Designierte Vizechefin des Petitionsausschusses

Martina Stamm-Fibich bei einer Rede im Plenum des Deutschen Bundestages. Foto: Deutscher Bundestag/Achim Melde

Martina Stamm-Fibich bei einer Rede im Plenum des Deutschen Bundestages. Foto: Deutscher Bundestag/Achim Melde

27-02-2018 Die SPD-Bundestagsfraktion hat mich zur designierten stellvertretenden Vorsitzenden des Petitionsausschusses gewählt. Der Ältestenrat hatte sich zuvor bereits geeinigt, dass der stellvertretende Vorsitz bei der SPD-Fraktion liegen soll. Als Vorsitzende des Petitionsausschusses wurde schon Ende Januar Heike Brehmer (CDU) bestimmt, die zuvor den Tourismusausschuss leitete. Ich bin dankbar für das Vertrauen meiner Fraktion und freue mich auf die Zusammenarbeit im Ausschuss.

Die SPD hatte sich im Wahlprogramm zur Bundestagswahl 2017 auf die Fahnen geschrieben direkte Demokratiebeteiligung auf Bundesebene zu stärken. Dazu soll das Petitionswesen beim Deutschen Bundestag weiterentwickelt werden. Ziele sind unter anderem der barrierefreie Zugang für Menschen mit Behinderungen, bessere Einbindung von Kindern und Jugendlichen und mehr öffentliche Ausschusssitzungen. Auch das derzeit bei 50.000 Unterschriften innerhalb von vier Wochen liegende Quorum für die öffentliche Beratung von Petitionen will die SPD absenken.

Die Unionsparteien CDU und CSU und die SPD haben im Koalitionsvertrag, über dessen Annahme die SPD-Mitglieder noch bis zum 4. März entscheiden, vereinbart die Potentiale der Digitalisierung zur Stärkung der Demokratie nutzen zu wollen und die politischen Beteiligungsmöglichkeiten der Bürgerinnen und Bürger auszubauen.

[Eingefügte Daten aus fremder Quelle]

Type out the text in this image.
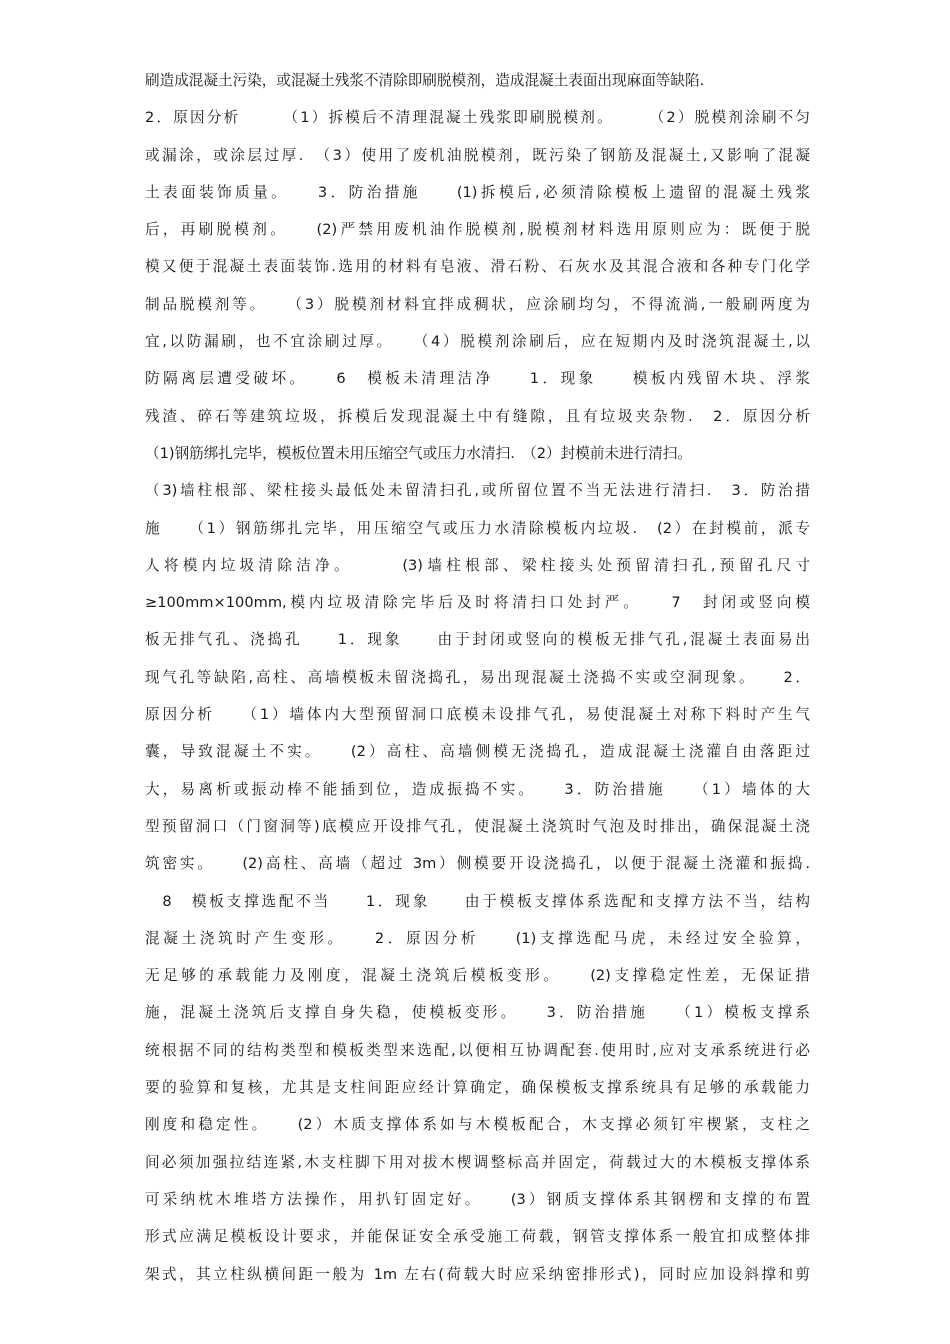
刷造成混凝土污染，或混凝土残浆不清除即刷脱模剂，造成混凝土表面出现麻面等缺陷.
2．原因分析　　　（1）拆模后不清理混凝土残浆即刷脱模剂。　　　（2）脱模剂涂刷不匀
或漏涂，或涂层过厚.　（3）使用了废机油脱模剂，既污染了钢筋及混凝土,又影响了混凝
土表面装饰质量。　　3．防治措施　　(1)拆模后,必须清除模板上遗留的混凝土残浆
后，再刷脱模剂。　　(2)严禁用废机油作脱模剂,脱模剂材料选用原则应为：既便于脱
模又便于混凝土表面装饰.选用的材料有皂液、滑石粉、石灰水及其混合液和各种专门化学
制品脱模剂等。　　（3）脱模剂材料宜拌成稠状，应涂刷均匀，不得流淌,一般刷两度为
宜,以防漏刷，也不宜涂刷过厚。　　（4）脱模剂涂刷后，应在短期内及时浇筑混凝土,以
防隔离层遭受破坏。　　6　模板未清理洁净　　1．现象　　模板内残留木块、浮浆
残渣、碎石等建筑垃圾，拆模后发现混凝土中有缝隙，且有垃圾夹杂物.　2．原因分析
（1)钢筋绑扎完毕，模板位置未用压缩空气或压力水清扫.　（2）封模前未进行清扫。
（3)墙柱根部、梁柱接头最低处未留清扫孔,或所留位置不当无法进行清扫.　3．防治措
施　　（1）钢筋绑扎完毕，用压缩空气或压力水清除模板内垃圾.　(2）在封模前，派专
人将模内垃圾清除洁净。　　　(3)墙柱根部、梁柱接头处预留清扫孔,预留孔尺寸
≥100mm×100mm,模内垃圾清除完毕后及时将清扫口处封严。　　7　封闭或竖向模
板无排气孔、浇捣孔　　1．现象　　由于封闭或竖向的模板无排气孔,混凝土表面易出
现气孔等缺陷,高柱、高墙模板未留浇捣孔，易出现混凝土浇捣不实或空洞现象。　　2．
原因分析　　（1）墙体内大型预留洞口底模未设排气孔，易使混凝土对称下料时产生气
囊，导致混凝土不实。　　(2）高柱、高墙侧模无浇捣孔，造成混凝土浇灌自由落距过
大，易离析或振动棒不能插到位，造成振捣不实。　　3．防治措施　　（1）墙体的大
型预留洞口（门窗洞等)底模应开设排气孔，使混凝土浇筑时气泡及时排出，确保混凝土浇
筑密实。　　(2)高柱、高墙（超过 3m）侧模要开设浇捣孔，以便于混凝土浇灌和振捣.
　8　模板支撑选配不当　　1．现象　　由于模板支撑体系选配和支撑方法不当，结构
混凝土浇筑时产生变形。　　2．原因分析　　(1)支撑选配马虎，未经过安全验算，
无足够的承载能力及刚度，混凝土浇筑后模板变形。　　(2)支撑稳定性差，无保证措
施，混凝土浇筑后支撑自身失稳，使模板变形。　　3．防治措施　　（1）模板支撑系
统根据不同的结构类型和模板类型来选配,以便相互协调配套.使用时,应对支承系统进行必
要的验算和复核，尤其是支柱间距应经计算确定，确保模板支撑系统具有足够的承载能力
刚度和稳定性。　　(2）木质支撑体系如与木模板配合，木支撑必须钉牢楔紧，支柱之
间必须加强拉结连紧,木支柱脚下用对拔木楔调整标高并固定，荷载过大的木模板支撑体系
可采纳枕木堆塔方法操作，用扒钉固定好。　　(3）钢质支撑体系其钢楞和支撑的布置
形式应满足模板设计要求，并能保证安全承受施工荷载，钢管支撑体系一般宜扣成整体排
架式，其立柱纵横间距一般为 1m 左右(荷载大时应采纳密排形式)，同时应加设斜撑和剪
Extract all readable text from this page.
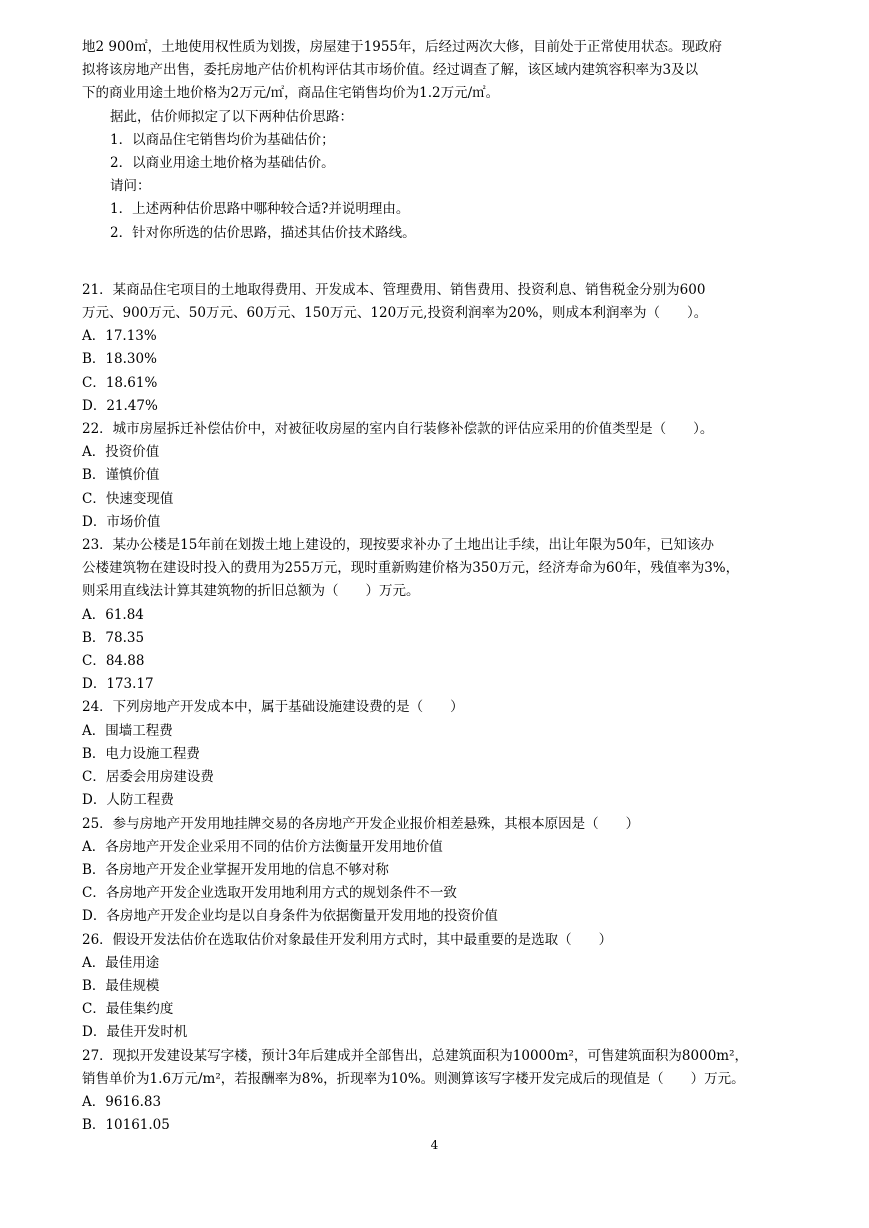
地2 900㎡，土地使用权性质为划拨，房屋建于1955年，后经过两次大修，目前处于正常使用状态。现政府

拟将该房地产出售，委托房地产估价机构评估其市场价值。经过调查了解，该区域内建筑容积率为3及以

下的商业用途土地价格为2万元/㎡，商品住宅销售均价为1.2万元/㎡。

据此，估价师拟定了以下两种估价思路：

1．以商品住宅销售均价为基础估价；

2．以商业用途土地价格为基础估价。

请问：

1．上述两种估价思路中哪种较合适?并说明理由。

2．针对你所选的估价思路，描述其估价技术路线。

21．某商品住宅项目的土地取得费用、开发成本、管理费用、销售费用、投资利息、销售税金分别为600

万元、900万元、50万元、60万元、150万元、120万元,投资利润率为20%，则成本利润率为（　　）。

A．17.13%

B．18.30%

C．18.61%

D．21.47%

22．城市房屋拆迁补偿估价中，对被征收房屋的室内自行装修补偿款的评估应采用的价值类型是（　　）。

A．投资价值

B．谨慎价值

C．快速变现值

D．市场价值

23．某办公楼是15年前在划拨土地上建设的，现按要求补办了土地出让手续，出让年限为50年，已知该办

公楼建筑物在建设时投入的费用为255万元，现时重新购建价格为350万元，经济寿命为60年，残值率为3%，

则采用直线法计算其建筑物的折旧总额为（　　）万元。

A．61.84

B．78.35

C．84.88

D．173.17

24．下列房地产开发成本中，属于基础设施建设费的是（　　）

A．围墙工程费

B．电力设施工程费

C．居委会用房建设费

D．人防工程费

25．参与房地产开发用地挂牌交易的各房地产开发企业报价相差悬殊，其根本原因是（　　）

A．各房地产开发企业采用不同的估价方法衡量开发用地价值

B．各房地产开发企业掌握开发用地的信息不够对称

C．各房地产开发企业选取开发用地利用方式的规划条件不一致

D．各房地产开发企业均是以自身条件为依据衡量开发用地的投资价值

26．假设开发法估价在选取估价对象最佳开发利用方式时，其中最重要的是选取（　　）

A．最佳用途

B．最佳规模

C．最佳集约度

D．最佳开发时机

27．现拟开发建设某写字楼，预计3年后建成并全部售出，总建筑面积为10000m²，可售建筑面积为8000m²，

销售单价为1.6万元/m²，若报酬率为8%，折现率为10%。则测算该写字楼开发完成后的现值是（　　）万元。

A．9616.83

B．10161.05

4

Auch die Teilhabemöglichkeiten für Jugendliche sollen ausgebaut und neue Formen der Bürgerinnen- und Bürgerbeteiligung entwickelt werden.

Unabhängig vom Ausgang des SPD-Mitgliederentscheids über den Eintritt in eine Neuauflage der Großen Koalition ist es wichtig, das in Artikel 17 unseres Grundgesetzes verankerte Petitionsrecht zu stärken.